Fred Hiser, 53, of Towson, said he saw police at the entrances to the garages when he was coming into the mall.
"The most unfortunate thing is that someone lost their life, probably over something absolutely ridiculous," he said.
On Tuesday morning, Sarah Schaffer, 27 of Parkville, said she thought the time of year could have been a contributing factor to the violence.
"It's the holidays, so it's just unfortunately that time of year where these things happen," Schaffer said the morning after the shooting.
Marjorie Chenoweth and a friend trek up to the mall from Baltimore City every morning to walk for exercise, but said she didn't consider staying away after learning of the shooting on the news Monday night.
"I walk here every day and I've never been a witness to any events here," Chenoweth said. "It really doesn't bother me. That was outside. I feel perfectly safe here."

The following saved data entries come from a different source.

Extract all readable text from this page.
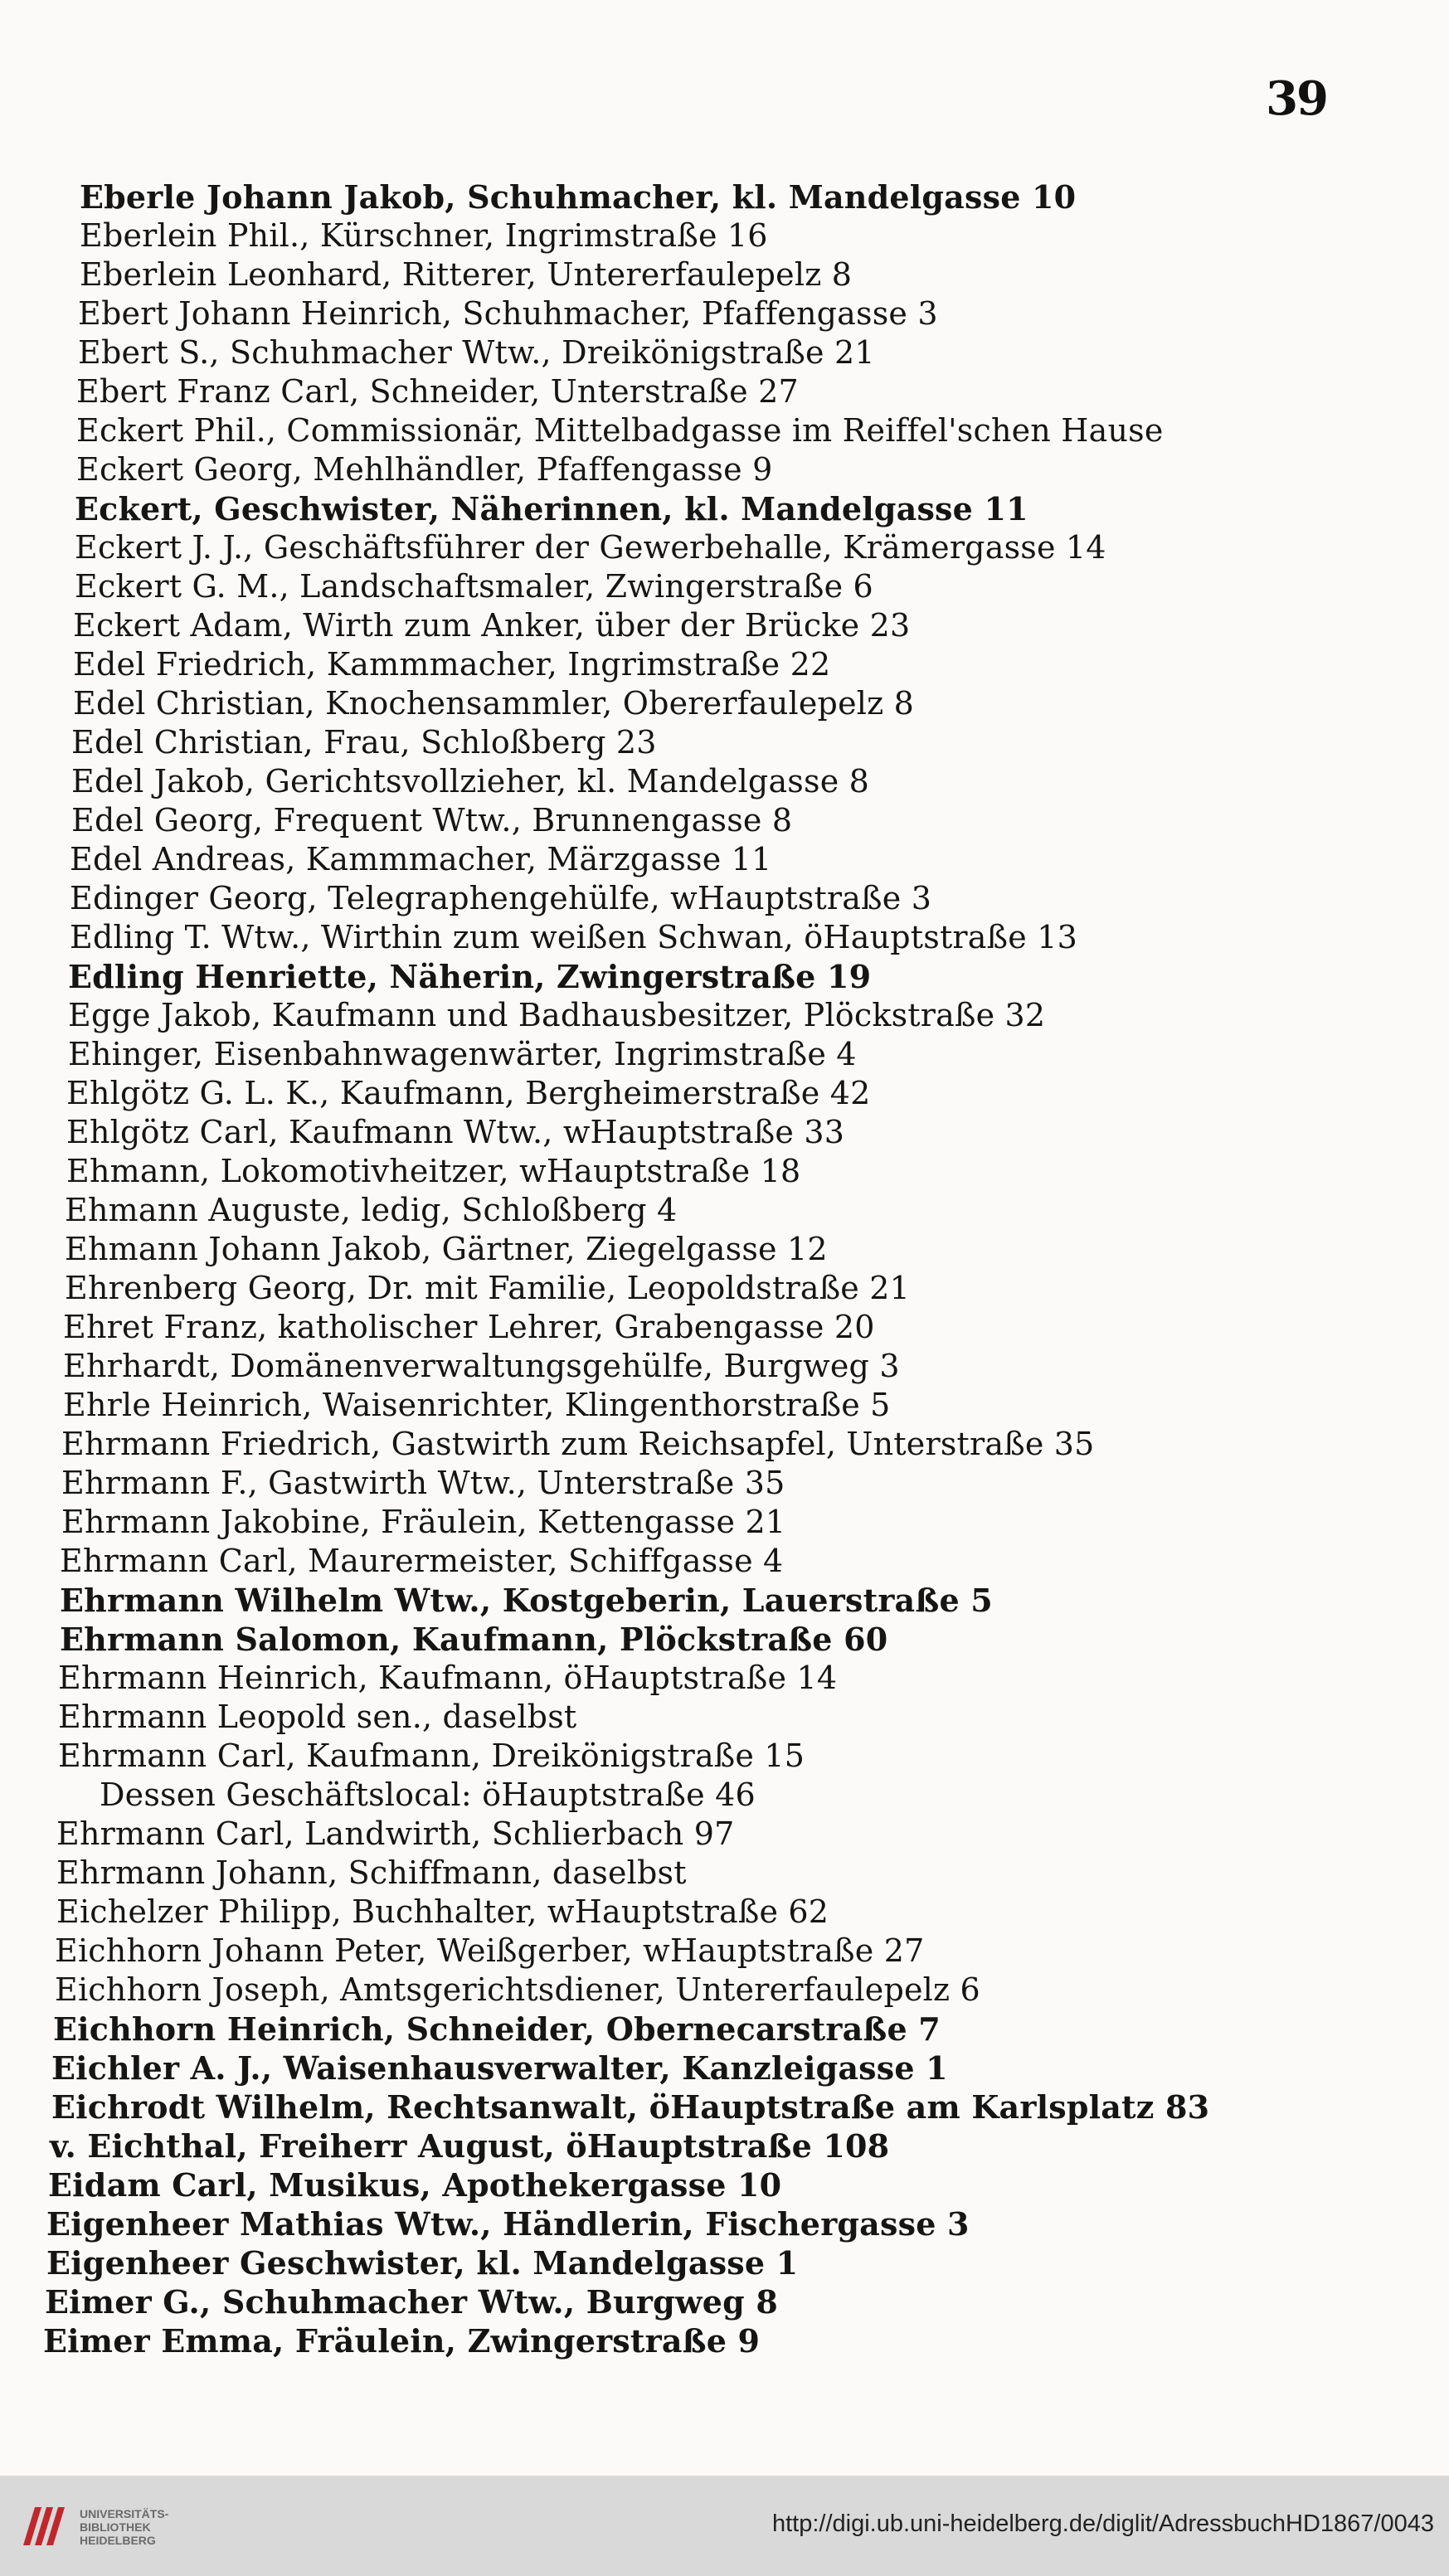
39
Eberle Johann Jakob, Schuhmacher, kl. Mandelgasse 10
Eberlein Phil., Kürschner, Ingrimstraße 16
Eberlein Leonhard, Ritterer, Untererfaulepelz 8
Ebert Johann Heinrich, Schuhmacher, Pfaffengasse 3
Ebert S., Schuhmacher Wtw., Dreikönigstraße 21
Ebert Franz Carl, Schneider, Unterstraße 27
Eckert Phil., Commissionär, Mittelbadgasse im Reiffel'schen Hause
Eckert Georg, Mehlhändler, Pfaffengasse 9
Eckert, Geschwister, Näherinnen, kl. Mandelgasse 11
Eckert J. J., Geschäftsführer der Gewerbehalle, Krämergasse 14
Eckert G. M., Landschaftsmaler, Zwingerstraße 6
Eckert Adam, Wirth zum Anker, über der Brücke 23
Edel Friedrich, Kammmacher, Ingrimstraße 22
Edel Christian, Knochensammler, Obererfaulepelz 8
Edel Christian, Frau, Schloßberg 23
Edel Jakob, Gerichtsvollzieher, kl. Mandelgasse 8
Edel Georg, Frequent Wtw., Brunnengasse 8
Edel Andreas, Kammmacher, Märzgasse 11
Edinger Georg, Telegraphengehülfe, wHauptstraße 3
Edling T. Wtw., Wirthin zum weißen Schwan, öHauptstraße 13
Edling Henriette, Näherin, Zwingerstraße 19
Egge Jakob, Kaufmann und Badhausbesitzer, Plöckstraße 32
Ehinger, Eisenbahnwagenwärter, Ingrimstraße 4
Ehlgötz G. L. K., Kaufmann, Bergheimerstraße 42
Ehlgötz Carl, Kaufmann Wtw., wHauptstraße 33
Ehmann, Lokomotivheitzer, wHauptstraße 18
Ehmann Auguste, ledig, Schloßberg 4
Ehmann Johann Jakob, Gärtner, Ziegelgasse 12
Ehrenberg Georg, Dr. mit Familie, Leopoldstraße 21
Ehret Franz, katholischer Lehrer, Grabengasse 20
Ehrhardt, Domänenverwaltungsgehülfe, Burgweg 3
Ehrle Heinrich, Waisenrichter, Klingenthorstraße 5
Ehrmann Friedrich, Gastwirth zum Reichsapfel, Unterstraße 35
Ehrmann F., Gastwirth Wtw., Unterstraße 35
Ehrmann Jakobine, Fräulein, Kettengasse 21
Ehrmann Carl, Maurermeister, Schiffgasse 4
Ehrmann Wilhelm Wtw., Kostgeberin, Lauerstraße 5
Ehrmann Salomon, Kaufmann, Plöckstraße 60
Ehrmann Heinrich, Kaufmann, öHauptstraße 14
Ehrmann Leopold sen., daselbst
Ehrmann Carl, Kaufmann, Dreikönigstraße 15
Dessen Geschäftslocal: öHauptstraße 46
Ehrmann Carl, Landwirth, Schlierbach 97
Ehrmann Johann, Schiffmann, daselbst
Eichelzer Philipp, Buchhalter, wHauptstraße 62
Eichhorn Johann Peter, Weißgerber, wHauptstraße 27
Eichhorn Joseph, Amtsgerichtsdiener, Untererfaulepelz 6
Eichhorn Heinrich, Schneider, Obernecarstraße 7
Eichler A. J., Waisenhausverwalter, Kanzleigasse 1
Eichrodt Wilhelm, Rechtsanwalt, öHauptstraße am Karlsplatz 83
v. Eichthal, Freiherr August, öHauptstraße 108
Eidam Carl, Musikus, Apothekergasse 10
Eigenheer Mathias Wtw., Händlerin, Fischergasse 3
Eigenheer Geschwister, kl. Mandelgasse 1
Eimer G., Schuhmacher Wtw., Burgweg 8
Eimer Emma, Fräulein, Zwingerstraße 9
UNIVERSITÄTS-
BIBLIOTHEK
HEIDELBERG
http://digi.ub.uni-heidelberg.de/diglit/AdressbuchHD1867/0043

Ashlei Taylor, 27 of Hampden, learned of the shooting while she was at the mall Tuesday. While she didn't feel unsafe, she said the situation gave her a "bad feeling."
"Knowing that someone actually died here makes it a little more heavy of a situation," Taylor said. "It's sad to think that during this season somebody lost their life at the mall, no matter what the circumstances."
The Dec. 19 incident is not the first time the Towson Town Center has seen a fatal shooting.
In February 2005, William Bassett, 58, a popular St. Paul's School science teacher and dean, was killed during a botched robbery, found fatally shot on the fifth floor of a parking garage at the mall.
That killing prompted a Baltimore County law requiring shopping centers with 15 or more retail businesses to install security cameras. The mall also upgraded lighting in the parking lot and added security officers.
Baltimore Sun reporters Jacques Kelly, Alison Knezevich, Andrea F. Siegel and Mary Gail Hare contibuted to this story.